Confessions of a Slow Learner, or How to Do Unscripted Wrong – By Dave LaSalle
DL: So there are these things we call the Tools in Unscripted. I can’t tell you what they are, because it would take away from the show for you, and because I’ve taken a blood oath in Prescott’s basement. Broadly, they’re strategies we employ to prompt a new discovery in a scene, or to ramp things up emotionally. This is my third year performing in Unscripted, and I think a recent rehearsal was the first time I really understood the Tools.
Let me backtrack. Prescott has a mantra that comes into play as we get closer to opening night and begin to do run-through after run-through of Unscripted. It goes like this: “Don’t worry about the plot; worry about the scene.”
This is incredibly difficult.
Improv is an act of relinquishing control and trusting the moment, but the risk feels so much…riskier in a full-length play.
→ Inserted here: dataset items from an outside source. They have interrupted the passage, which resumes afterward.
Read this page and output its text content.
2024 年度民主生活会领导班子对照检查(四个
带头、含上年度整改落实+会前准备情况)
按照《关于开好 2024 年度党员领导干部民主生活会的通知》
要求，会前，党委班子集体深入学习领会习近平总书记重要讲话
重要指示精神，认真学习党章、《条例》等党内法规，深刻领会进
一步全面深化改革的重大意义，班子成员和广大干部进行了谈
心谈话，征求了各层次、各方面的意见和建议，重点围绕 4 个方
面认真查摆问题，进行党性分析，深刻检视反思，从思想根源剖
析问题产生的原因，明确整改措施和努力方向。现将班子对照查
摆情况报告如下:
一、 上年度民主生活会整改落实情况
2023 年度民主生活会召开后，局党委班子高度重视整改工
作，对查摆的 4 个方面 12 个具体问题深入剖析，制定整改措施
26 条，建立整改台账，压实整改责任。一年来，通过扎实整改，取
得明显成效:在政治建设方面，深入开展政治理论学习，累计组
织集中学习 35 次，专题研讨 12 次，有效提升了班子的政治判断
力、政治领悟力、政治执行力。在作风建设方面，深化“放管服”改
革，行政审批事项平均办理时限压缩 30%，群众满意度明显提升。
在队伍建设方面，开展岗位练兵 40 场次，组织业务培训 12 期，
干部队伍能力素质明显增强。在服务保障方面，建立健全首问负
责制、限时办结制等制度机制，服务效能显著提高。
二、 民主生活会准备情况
I’ve been training in letting go of the reins since my first Intro to Improv class, but from time to time in Unscripted, I’ll look down to notice I’m white-knuckling those reins as hard as I can, trying to get this beast of a show to go where I think it needs to go. As though I know.
I’ll be standing offstage, thinking “OK, Kathryn’s character needs to get connected to Jason’s, and she has a son his age, so maybe he and the son are friends and I’ll go be their teacher and bring this all together.”
Ugh. It’s exhausting just writing that down.
Moreover, by the time I get on stage, I’m so focused on connecting plot points that I can barely focus on the scene, much less discover new things about the relationships onstage. Thankfully, my training kicks in and I am able to let the scene carry me along (or my character is just so stubborn he goes where he wants and not where I want to head him).
Now I realize why Prescott has been drilling me for three years now on the Tools. I thought they were extras, tricks to improve the look of the show. But I’ve realized how essential they are.
These little scene-intensifying devices not only push each scene to be meaningful and interesting on its own, but they also ensure that I can never, ever know where the story is headed. Any time I want to steer the course of events, I can instead drop one of these small hand grenades and see where we are when the smoke clears. Not only does this technique create better plays for the audience, it also makes things scarier and more fun for the performers.
So there you have it — three years in, and I think I’m beginning to learn how to perform Unscripted. Check back in three years, and I’ll tell you why I’ve got it all wrong again.